For more information about how to log on to the Kibana console, see Log on to the Kibana console.

Note In this example, an Elasticsearch V6.7.0 cluster is used. Operations on clusters of other versions may differ. The actual operations in the console prevail.
In the left-side navigation pane of the page that appears, click Dev Tools.
On the Console tab of the page that appears, run the following command to view the collected data:
```
GET <your_index>/_search
```
Note Replace <your_index> with the index name that you configured in the output part of the Logstash pipeline.
In the left-side navigation pane, click Discover.

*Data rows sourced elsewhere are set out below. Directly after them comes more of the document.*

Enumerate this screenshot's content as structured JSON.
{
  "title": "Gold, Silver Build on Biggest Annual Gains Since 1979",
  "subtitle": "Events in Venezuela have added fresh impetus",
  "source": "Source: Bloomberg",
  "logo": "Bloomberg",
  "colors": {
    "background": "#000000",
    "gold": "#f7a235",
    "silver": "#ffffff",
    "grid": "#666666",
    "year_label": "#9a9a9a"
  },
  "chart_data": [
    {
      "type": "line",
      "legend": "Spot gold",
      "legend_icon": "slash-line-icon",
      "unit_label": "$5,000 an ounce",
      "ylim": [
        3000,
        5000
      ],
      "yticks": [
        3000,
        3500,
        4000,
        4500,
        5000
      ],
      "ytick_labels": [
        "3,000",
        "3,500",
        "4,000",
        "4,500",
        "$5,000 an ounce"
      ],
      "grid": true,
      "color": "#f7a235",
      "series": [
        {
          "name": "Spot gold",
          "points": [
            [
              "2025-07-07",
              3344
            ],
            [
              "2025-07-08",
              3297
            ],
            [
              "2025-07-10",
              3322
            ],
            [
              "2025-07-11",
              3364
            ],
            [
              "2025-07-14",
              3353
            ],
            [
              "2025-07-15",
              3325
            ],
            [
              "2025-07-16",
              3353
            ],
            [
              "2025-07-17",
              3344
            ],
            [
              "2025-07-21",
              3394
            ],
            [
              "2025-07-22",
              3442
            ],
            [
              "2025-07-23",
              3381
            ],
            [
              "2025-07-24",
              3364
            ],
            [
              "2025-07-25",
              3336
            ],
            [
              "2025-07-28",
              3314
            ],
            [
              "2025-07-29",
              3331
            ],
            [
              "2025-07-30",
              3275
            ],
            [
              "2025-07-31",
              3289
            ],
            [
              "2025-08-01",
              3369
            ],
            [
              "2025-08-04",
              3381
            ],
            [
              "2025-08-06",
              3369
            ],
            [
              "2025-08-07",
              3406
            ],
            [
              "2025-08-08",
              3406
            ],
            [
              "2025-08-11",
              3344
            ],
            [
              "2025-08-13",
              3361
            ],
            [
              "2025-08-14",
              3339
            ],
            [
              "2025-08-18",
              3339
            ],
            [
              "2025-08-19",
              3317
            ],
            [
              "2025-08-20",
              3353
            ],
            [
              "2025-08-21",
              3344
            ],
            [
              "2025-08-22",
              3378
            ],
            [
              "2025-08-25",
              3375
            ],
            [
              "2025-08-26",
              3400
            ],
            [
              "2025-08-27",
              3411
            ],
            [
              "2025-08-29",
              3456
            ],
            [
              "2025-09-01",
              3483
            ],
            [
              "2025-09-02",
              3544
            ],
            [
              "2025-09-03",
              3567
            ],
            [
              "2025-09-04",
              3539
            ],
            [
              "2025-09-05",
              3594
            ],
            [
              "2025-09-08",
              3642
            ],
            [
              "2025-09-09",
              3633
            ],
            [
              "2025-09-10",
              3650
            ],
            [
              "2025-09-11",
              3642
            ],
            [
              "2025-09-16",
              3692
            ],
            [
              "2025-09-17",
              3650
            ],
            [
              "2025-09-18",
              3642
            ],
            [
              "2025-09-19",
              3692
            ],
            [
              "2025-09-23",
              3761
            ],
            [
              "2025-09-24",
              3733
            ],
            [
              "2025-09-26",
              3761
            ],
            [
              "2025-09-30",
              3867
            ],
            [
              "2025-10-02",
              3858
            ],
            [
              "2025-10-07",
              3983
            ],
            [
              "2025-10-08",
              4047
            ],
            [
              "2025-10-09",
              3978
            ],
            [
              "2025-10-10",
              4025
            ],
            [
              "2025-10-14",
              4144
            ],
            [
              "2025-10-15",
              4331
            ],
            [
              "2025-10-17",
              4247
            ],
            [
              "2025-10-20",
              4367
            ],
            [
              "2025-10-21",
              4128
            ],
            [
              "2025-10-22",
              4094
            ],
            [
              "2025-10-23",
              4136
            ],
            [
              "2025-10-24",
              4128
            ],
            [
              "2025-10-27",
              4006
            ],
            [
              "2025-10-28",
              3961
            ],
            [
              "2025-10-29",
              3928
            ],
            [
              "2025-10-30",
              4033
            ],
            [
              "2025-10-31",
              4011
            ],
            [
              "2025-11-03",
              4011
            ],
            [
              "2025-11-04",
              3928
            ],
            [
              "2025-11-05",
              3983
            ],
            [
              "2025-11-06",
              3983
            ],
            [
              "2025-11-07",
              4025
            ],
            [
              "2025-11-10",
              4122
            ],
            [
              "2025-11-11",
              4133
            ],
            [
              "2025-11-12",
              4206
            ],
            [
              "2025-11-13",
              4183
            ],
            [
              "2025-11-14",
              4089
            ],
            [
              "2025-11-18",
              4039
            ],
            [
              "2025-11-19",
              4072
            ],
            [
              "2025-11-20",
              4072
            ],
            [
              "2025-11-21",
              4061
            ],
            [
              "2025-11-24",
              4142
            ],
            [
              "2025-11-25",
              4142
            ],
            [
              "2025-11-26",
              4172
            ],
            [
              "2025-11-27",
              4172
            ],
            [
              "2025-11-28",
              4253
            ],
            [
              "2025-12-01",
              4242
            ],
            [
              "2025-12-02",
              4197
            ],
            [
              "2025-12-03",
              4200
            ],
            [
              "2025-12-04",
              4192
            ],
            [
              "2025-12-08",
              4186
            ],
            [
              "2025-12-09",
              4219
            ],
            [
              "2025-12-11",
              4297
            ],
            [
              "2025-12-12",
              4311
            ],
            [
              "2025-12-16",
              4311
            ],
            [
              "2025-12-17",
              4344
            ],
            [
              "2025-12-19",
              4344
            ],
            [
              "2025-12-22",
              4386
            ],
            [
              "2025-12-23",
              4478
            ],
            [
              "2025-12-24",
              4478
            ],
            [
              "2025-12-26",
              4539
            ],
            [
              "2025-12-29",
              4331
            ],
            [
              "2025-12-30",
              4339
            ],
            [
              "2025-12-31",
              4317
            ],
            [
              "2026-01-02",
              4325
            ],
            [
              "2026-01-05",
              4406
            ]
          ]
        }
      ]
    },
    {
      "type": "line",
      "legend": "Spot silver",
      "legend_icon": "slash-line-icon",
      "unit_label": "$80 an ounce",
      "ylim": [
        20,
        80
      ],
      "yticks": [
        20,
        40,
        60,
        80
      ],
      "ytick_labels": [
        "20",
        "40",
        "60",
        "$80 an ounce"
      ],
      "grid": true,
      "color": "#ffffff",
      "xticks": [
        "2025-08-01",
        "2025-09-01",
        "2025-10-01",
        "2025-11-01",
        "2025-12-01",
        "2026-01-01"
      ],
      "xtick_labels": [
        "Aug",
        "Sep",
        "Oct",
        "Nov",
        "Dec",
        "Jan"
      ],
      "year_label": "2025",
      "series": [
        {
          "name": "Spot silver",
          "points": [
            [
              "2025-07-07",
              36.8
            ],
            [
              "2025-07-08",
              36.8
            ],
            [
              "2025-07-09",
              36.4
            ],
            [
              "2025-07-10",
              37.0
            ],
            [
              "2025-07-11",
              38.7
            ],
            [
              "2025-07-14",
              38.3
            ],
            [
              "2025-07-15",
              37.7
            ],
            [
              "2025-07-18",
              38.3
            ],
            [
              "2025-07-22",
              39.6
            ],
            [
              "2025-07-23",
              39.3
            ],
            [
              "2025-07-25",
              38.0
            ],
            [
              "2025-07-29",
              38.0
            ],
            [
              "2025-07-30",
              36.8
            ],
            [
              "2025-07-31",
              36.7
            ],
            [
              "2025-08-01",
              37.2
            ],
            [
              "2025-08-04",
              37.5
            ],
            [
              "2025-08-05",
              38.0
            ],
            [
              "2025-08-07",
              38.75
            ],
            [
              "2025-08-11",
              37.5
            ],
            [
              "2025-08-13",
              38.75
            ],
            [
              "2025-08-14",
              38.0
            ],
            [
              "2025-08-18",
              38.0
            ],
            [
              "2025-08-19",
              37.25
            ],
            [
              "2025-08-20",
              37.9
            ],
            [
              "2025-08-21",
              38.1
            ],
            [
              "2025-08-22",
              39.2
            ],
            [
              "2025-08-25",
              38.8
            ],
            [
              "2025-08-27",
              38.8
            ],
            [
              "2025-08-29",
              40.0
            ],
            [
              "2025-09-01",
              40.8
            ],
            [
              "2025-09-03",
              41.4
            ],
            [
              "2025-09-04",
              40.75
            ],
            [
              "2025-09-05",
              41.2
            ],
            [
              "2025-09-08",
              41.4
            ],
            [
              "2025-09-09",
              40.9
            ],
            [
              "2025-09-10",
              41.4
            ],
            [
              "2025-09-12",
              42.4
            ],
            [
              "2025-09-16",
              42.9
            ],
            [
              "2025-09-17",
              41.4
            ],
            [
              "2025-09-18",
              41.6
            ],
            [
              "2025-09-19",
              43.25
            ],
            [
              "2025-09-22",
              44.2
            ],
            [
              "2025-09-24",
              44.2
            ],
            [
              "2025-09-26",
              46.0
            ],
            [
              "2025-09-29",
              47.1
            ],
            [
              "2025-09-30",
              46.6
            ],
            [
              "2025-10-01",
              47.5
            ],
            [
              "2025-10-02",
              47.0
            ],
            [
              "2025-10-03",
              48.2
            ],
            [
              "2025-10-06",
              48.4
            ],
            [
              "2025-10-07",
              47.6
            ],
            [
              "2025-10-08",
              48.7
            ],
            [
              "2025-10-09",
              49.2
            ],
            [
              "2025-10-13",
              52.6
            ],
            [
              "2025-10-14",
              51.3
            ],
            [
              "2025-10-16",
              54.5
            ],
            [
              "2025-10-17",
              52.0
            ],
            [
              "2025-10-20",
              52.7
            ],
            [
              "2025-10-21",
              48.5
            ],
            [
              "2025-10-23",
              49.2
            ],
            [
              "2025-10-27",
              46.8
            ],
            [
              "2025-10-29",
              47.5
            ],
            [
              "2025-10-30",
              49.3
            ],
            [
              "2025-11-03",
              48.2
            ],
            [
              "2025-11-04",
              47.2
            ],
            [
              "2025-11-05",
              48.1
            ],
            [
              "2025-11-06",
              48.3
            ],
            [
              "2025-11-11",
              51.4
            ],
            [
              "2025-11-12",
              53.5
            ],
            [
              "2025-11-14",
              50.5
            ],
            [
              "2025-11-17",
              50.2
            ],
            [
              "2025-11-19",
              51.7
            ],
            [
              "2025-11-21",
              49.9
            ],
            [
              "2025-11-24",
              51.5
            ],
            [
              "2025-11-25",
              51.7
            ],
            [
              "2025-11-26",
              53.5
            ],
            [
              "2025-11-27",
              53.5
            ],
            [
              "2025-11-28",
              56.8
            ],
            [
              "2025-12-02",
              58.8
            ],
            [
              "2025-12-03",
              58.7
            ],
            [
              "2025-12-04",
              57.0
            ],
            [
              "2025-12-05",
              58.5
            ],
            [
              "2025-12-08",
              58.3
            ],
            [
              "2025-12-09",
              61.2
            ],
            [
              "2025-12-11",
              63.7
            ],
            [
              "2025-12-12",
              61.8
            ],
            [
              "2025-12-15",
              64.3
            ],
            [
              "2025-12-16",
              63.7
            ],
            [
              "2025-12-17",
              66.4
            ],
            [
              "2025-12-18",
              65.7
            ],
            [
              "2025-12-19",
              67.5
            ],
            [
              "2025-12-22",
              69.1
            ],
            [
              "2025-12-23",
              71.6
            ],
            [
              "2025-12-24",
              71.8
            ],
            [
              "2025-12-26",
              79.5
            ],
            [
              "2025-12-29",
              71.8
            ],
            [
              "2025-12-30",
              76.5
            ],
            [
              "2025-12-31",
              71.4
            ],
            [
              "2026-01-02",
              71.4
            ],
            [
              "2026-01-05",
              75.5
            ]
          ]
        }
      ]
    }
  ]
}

On the page that appears, specify a period in the upper-right corner. Then, view the details of the collected data within the specified period.

Note Before you view the collected data, make sure that an index pattern is created for the index specified by <your_index>. To create an index pattern in the Kibana console, click Management in the left-side navigation pane. On the page that appears, click Index Patterns in the Kibana section and then click Create index pattern. Follow the instructions to create the index pattern.